We define a Research Conconfig data category to manage parameters such as API keys, source restrictions, and delays, and then build the DeepresearchSystem class that integrates Gemini with DuckDuckgo search. We implement methods for web search, keypoint extraction, source analysis and report generation, allowing us to coordinate multiple rounds of research and generate structured insights in a streamlined workflow. Check The complete code is here.

def setup_research_system(api_key: str) -> DeepResearchSystem:
   """Quick setup for Google Colab"""
   config = ResearchConfig(
       gemini_api_key=api_key,
       max_sources=15,
       max_content_length=6000,
       search_delay=0.5
   )
   return DeepResearchSystem(config)

We create a Settings_RESEARCH_SYSTEM feature that simplifies initialization of Google Colab by wrapping our configuration in ResearchConfig and returning an off-the-shelf DeepResearchSystem instance with custom restrictions and delays. Check The complete code is here.

if __name__ == "__main__":
   API_KEY = "Use Your Own API Key Here"


   researcher = setup_research_system(API_KEY)


   query = "Deep Research Agent Architecture"
   results = researcher.conduct_research(query, depth="standard")


   print("="*50)
   print("RESEARCH RESULTS")
   print("="*50)
   print(f"Query: {results['query']}")
   print(f"Sources found: {results['sources_found']}")
   print(f"Confidence: {results['analysis']['confidence_score']}")
   print("n" + "="*50)
   print("COMPREHENSIVE REPORT")
   print("="*50)
   print(results['report'])


   print("n" + "="*50)
   print("SOURCES CONSULTED")
   print("="*50)
   for i, source in enumerate(results['sources'][:5], 1):
       print(f"{i}. {source['title']}")
       print(f"   URL: {source['url']}")
       print(f"   Preview: {source['snippet'][:150]}...")
       print()

We add a major execution block where we initialize the research system using API keys, query the “Deep Study Agent Architecture” and then display the structured output. We print the results of the study, a comprehensive report generated by Gemini, and a list of consulting resources with titles, URLs, and previews.

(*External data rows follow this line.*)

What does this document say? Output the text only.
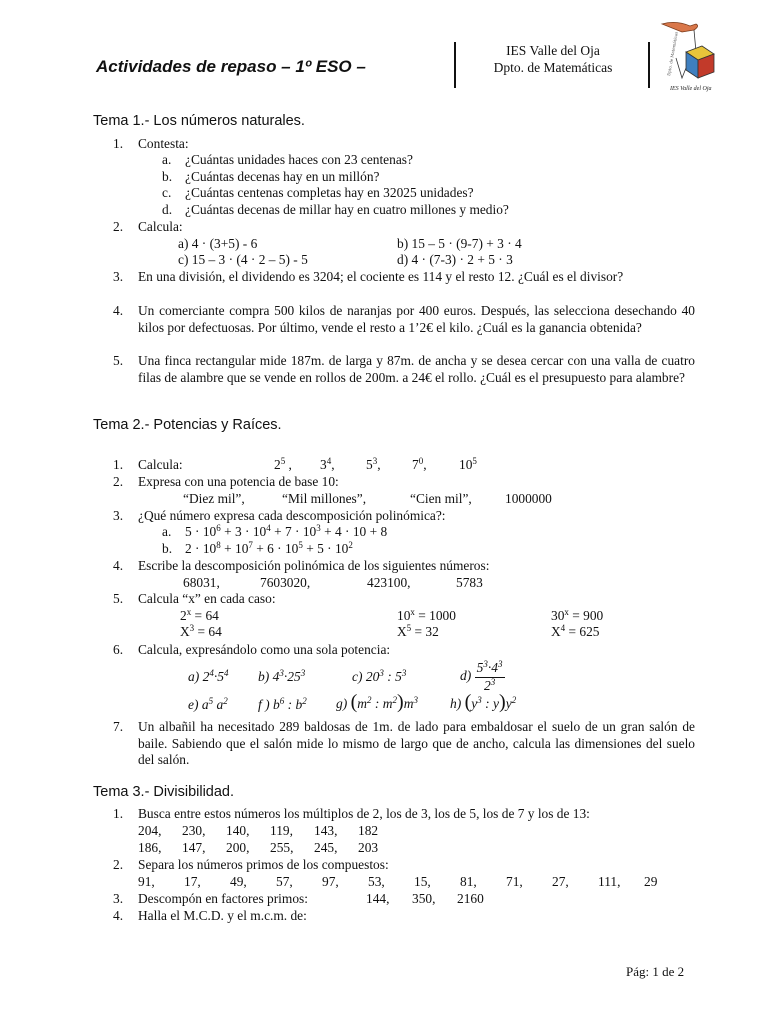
Actividades de repaso – 1º ESO –
IES Valle del Oja
Dpto. de Matemáticas	Dpto. de Matemáticas
IES Valle del Oja
Tema 1.- Los números naturales.
1. Contesta:
a. ¿Cuántas unidades haces con 23 centenas?
b. ¿Cuántas decenas hay en un millón?
c. ¿Cuántas centenas completas hay en 32025 unidades?
d. ¿Cuántas decenas de millar hay en cuatro millones y medio?
2. Calcula:
a) 4 · (3+5) - 6	b) 15 – 5 · (9-7) + 3 · 4
c) 15 – 3 · (4 · 2 – 5) - 5	d) 4 · (7-3) · 2 + 5 · 3
3. En una división, el dividendo es 3204; el cociente es 114 y el resto 12. ¿Cuál es el divisor?
4. Un comerciante compra 500 kilos de naranjas por 400 euros. Después, las selecciona desechando 40 kilos por defectuosas. Por último, vende el resto a 1’2€ el kilo. ¿Cuál es la ganancia obtenida?
5. Una finca rectangular mide 187m. de larga y 87m. de ancha y se desea cercar con una valla de cuatro filas de alambre que se vende en rollos de 200m. a 24€ el rollo. ¿Cuál es el presupuesto para alambre?
Tema 2.- Potencias y Raíces.
1. Calcula:	$2^5$ , $3^4$, $5^3$, $7^0$, $10^5$
2. Expresa con una potencia de base 10:
“Diez mil”,	“Mil millones”,	“Cien mil”, 1000000
3. ¿Qué número expresa cada descomposición polinómica?:
a. $5 \cdot 10^6 + 3 \cdot 10^4 + 7 \cdot 10^3 + 4 \cdot 10 + 8$
b. $2 \cdot 10^8 + 10^7 + 6 \cdot 10^5 + 5 \cdot 10^2$
4. Escribe la descomposición polinómica de los siguientes números:
68031,	7603020,	423100,	5783
5. Calcula “x” en cada caso:
$2^x = 64$	$10^x = 1000$	$30^x = 900$
$X^3 = 64$	$X^5 = 32$	$X^4 = 625$
6. Calcula, expresándolo como una sola potencia:
a) $2^4\cdot 5^4$ b) $4^3\cdot 25^3$	c) $20^3$ : $5^3$	$d) \frac{5^3\cdot 4^3}{2^3}$
e) $a^5$ $a^2$ f ) $b^6$ : $b^2$ g) ($m^2$ : $m^2)m^3$ h) ($y^3$ : $y)y^2$
7. Un albañil ha necesitado 289 baldosas de 1m. de lado para embaldosar el suelo de un gran salón de baile. Sabiendo que el salón mide lo mismo de largo que de ancho, calcula las dimensiones del suelo del salón.
Tema 3.- Divisibilidad.
1. Busca entre estos números los múltiplos de 2, los de 3, los de 5, los de 7 y los de 13:
204, 230, 140, 119, 143, 182
186, 147, 200, 255, 245, 203
2. Separa los números primos de los compuestos:
91, 17, 49, 57, 97, 53, 15, 81, 71, 27, 111, 29
3. Descompón en factores primos:	144, 350, 2160
4. Halla el M.C.D. y el m.c.m. de:
Pág: 1 de 2
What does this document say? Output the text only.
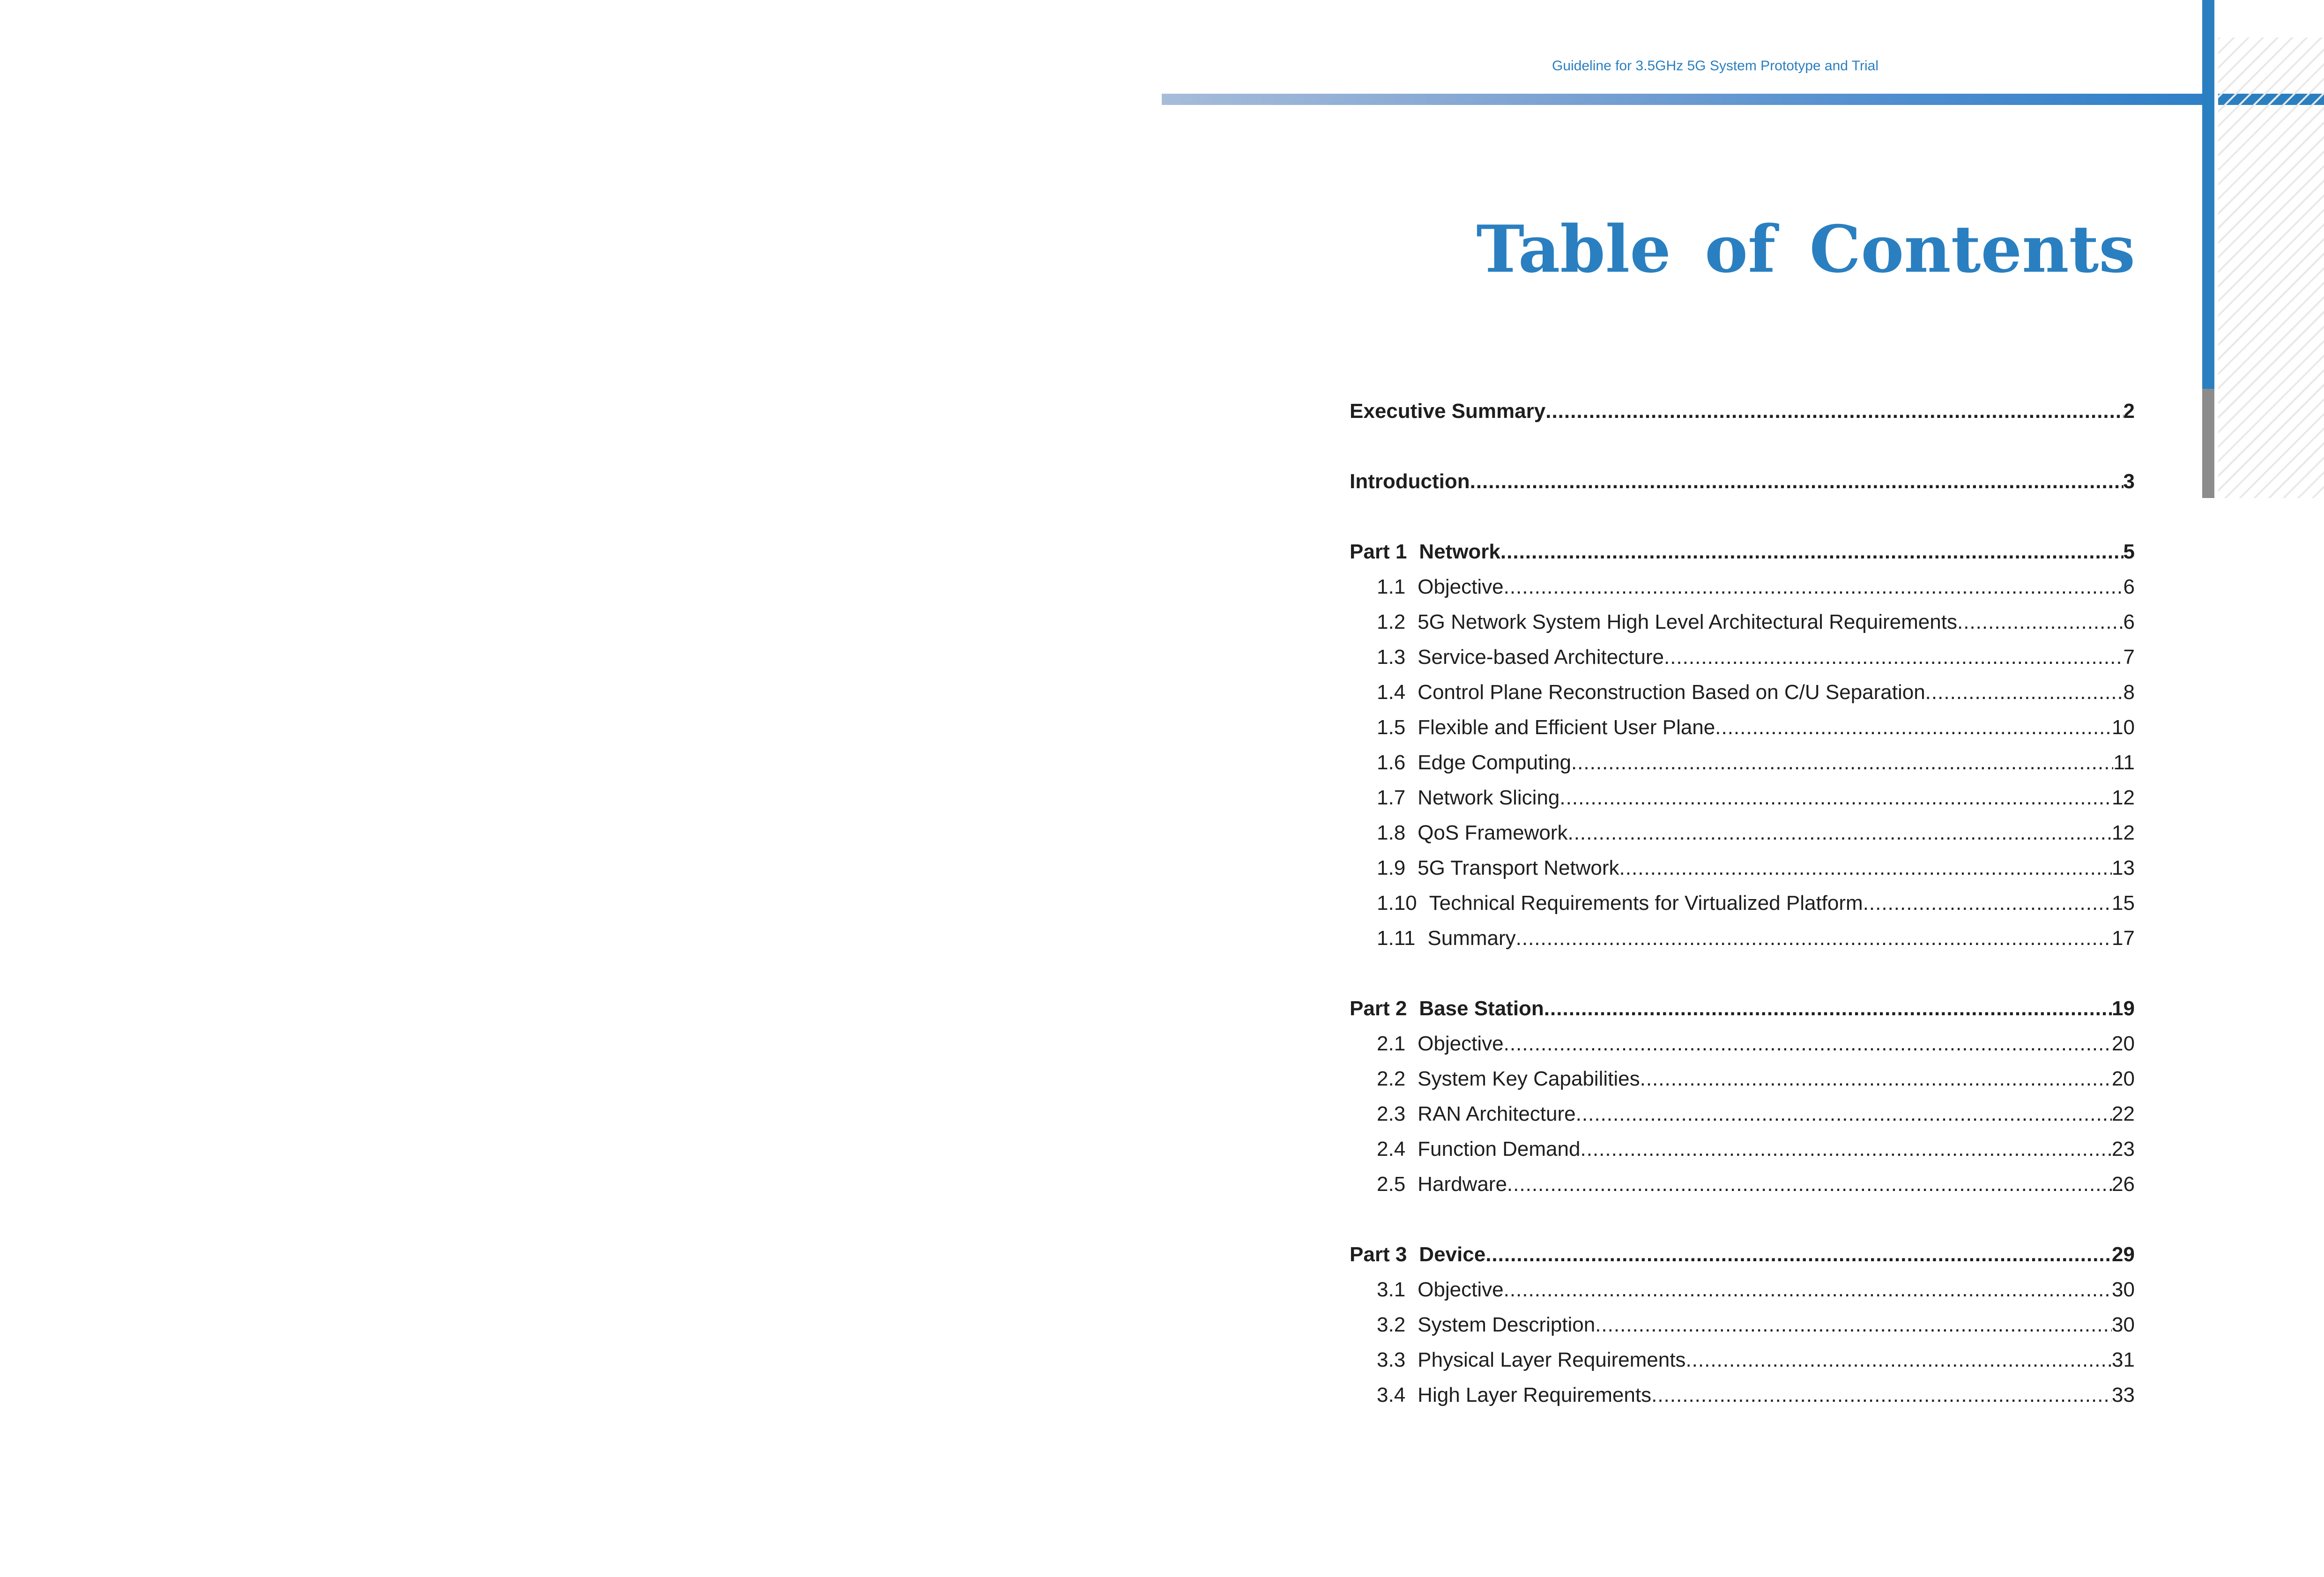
Guideline for 3.5GHz 5G System Prototype and Trial
Table of Contents
Executive Summary .....	2
Introduction .....	3
Part 1 Network .....	5
1.1 Objective .....	6
1.2 5G Network System High Level Architectural Requirements .....	6
1.3 Service-based Architecture .....	7
1.4 Control Plane Reconstruction Based on C/U Separation .....	8
1.5 Flexible and Efficient User Plane .....	10
1.6 Edge Computing .....	11
1.7 Network Slicing .....	12
1.8 QoS Framework .....	12
1.9 5G Transport Network .....	13
1.10 Technical Requirements for Virtualized Platform .....	15
1.11 Summary .....	17
Part 2 Base Station .....	19
2.1 Objective .....	20
2.2 System Key Capabilities .....	20
2.3 RAN Architecture .....	22
2.4 Function Demand .....	23
2.5 Hardware .....	26
Part 3 Device .....	29
3.1 Objective .....	30
3.2 System Description .....	30
3.3 Physical Layer Requirements .....	31
3.4 High Layer Requirements .....	33
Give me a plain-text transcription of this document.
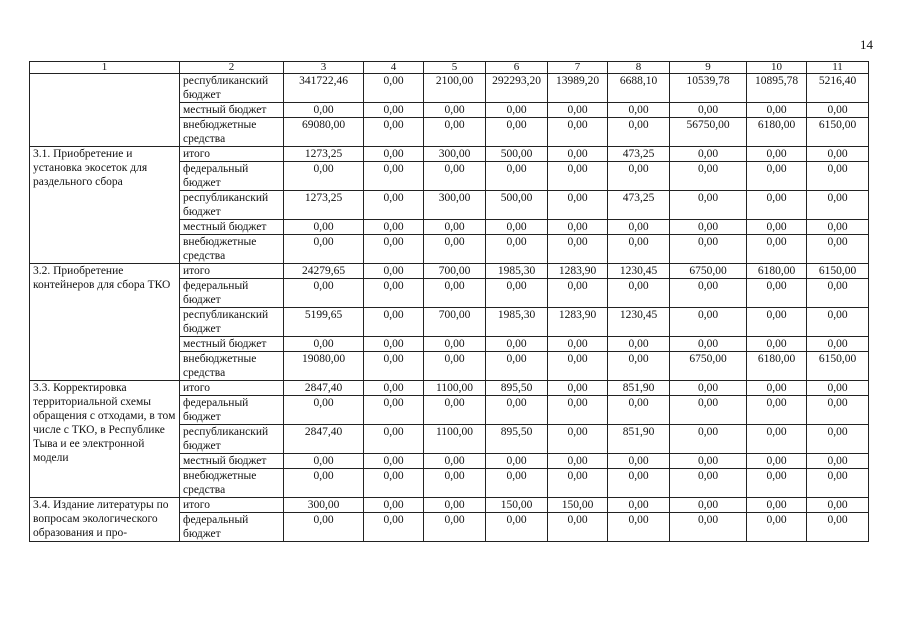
14
1	2	3	4	5	6	7	8	9	10	11
	республиканский бюджет	341722,46	0,00	2100,00	292293,20	13989,20	6688,10	10539,78	10895,78	5216,40
	местный бюджет	0,00	0,00	0,00	0,00	0,00	0,00	0,00	0,00	0,00
	внебюджетные средства	69080,00	0,00	0,00	0,00	0,00	0,00	56750,00	6180,00	6150,00
3.1. Приобретение и установка экосеток для раздельного сбора	итого	1273,25	0,00	300,00	500,00	0,00	473,25	0,00	0,00	0,00
	федеральный бюджет	0,00	0,00	0,00	0,00	0,00	0,00	0,00	0,00	0,00
	республиканский бюджет	1273,25	0,00	300,00	500,00	0,00	473,25	0,00	0,00	0,00
	местный бюджет	0,00	0,00	0,00	0,00	0,00	0,00	0,00	0,00	0,00
	внебюджетные средства	0,00	0,00	0,00	0,00	0,00	0,00	0,00	0,00	0,00
3.2. Приобретение контейнеров для сбора ТКО	итого	24279,65	0,00	700,00	1985,30	1283,90	1230,45	6750,00	6180,00	6150,00
	федеральный бюджет	0,00	0,00	0,00	0,00	0,00	0,00	0,00	0,00	0,00
	республиканский бюджет	5199,65	0,00	700,00	1985,30	1283,90	1230,45	0,00	0,00	0,00
	местный бюджет	0,00	0,00	0,00	0,00	0,00	0,00	0,00	0,00	0,00
	внебюджетные средства	19080,00	0,00	0,00	0,00	0,00	0,00	6750,00	6180,00	6150,00
3.3. Корректировка территориальной схемы обращения с отходами, в том числе с ТКО, в Республике Тыва и ее электронной модели	итого	2847,40	0,00	1100,00	895,50	0,00	851,90	0,00	0,00	0,00
	федеральный бюджет	0,00	0,00	0,00	0,00	0,00	0,00	0,00	0,00	0,00
	республиканский бюджет	2847,40	0,00	1100,00	895,50	0,00	851,90	0,00	0,00	0,00
	местный бюджет	0,00	0,00	0,00	0,00	0,00	0,00	0,00	0,00	0,00
	внебюджетные средства	0,00	0,00	0,00	0,00	0,00	0,00	0,00	0,00	0,00
3.4. Издание литературы по вопросам экологического образования и про-	итого	300,00	0,00	0,00	150,00	150,00	0,00	0,00	0,00	0,00
	федеральный бюджет	0,00	0,00	0,00	0,00	0,00	0,00	0,00	0,00	0,00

In short, we see how the entire pipeline consistently translates unstructured fragments into well-structured reports. We successfully combined search, language modeling and analysis layers to simulate the complete research workflow within COLAB. By using Gemini for extraction, synthesis, and reporting, while DuckDuckgo for free search access, we create a reusable foundation for more advanced proxy research systems. This notebook provides a practical, technically detailed template that we can now scale with other models, custom rankings, or domain-specific integrations, while still retaining a compact end-to-end architecture.

Check The complete code is here. Check out ours anytime Tutorials, codes and notebooks for github pages. Also, please stay tuned for us twitter And don’t forget to join us 100K+ ml reddit And subscribe Our newsletter.

Asif Razzaq is CEO of Marktechpost Media Inc. As a visionary entrepreneur and engineer, ASIF is committed to harnessing the potential of artificial intelligence to achieve social benefits. His recent effort is to launch Marktechpost, an artificial intelligence media platform that has an in-depth coverage of machine learning and deep learning news that can sound both technically, both through technical voices and be understood by a wide audience. The platform has over 2 million views per month, demonstrating its popularity among its audience.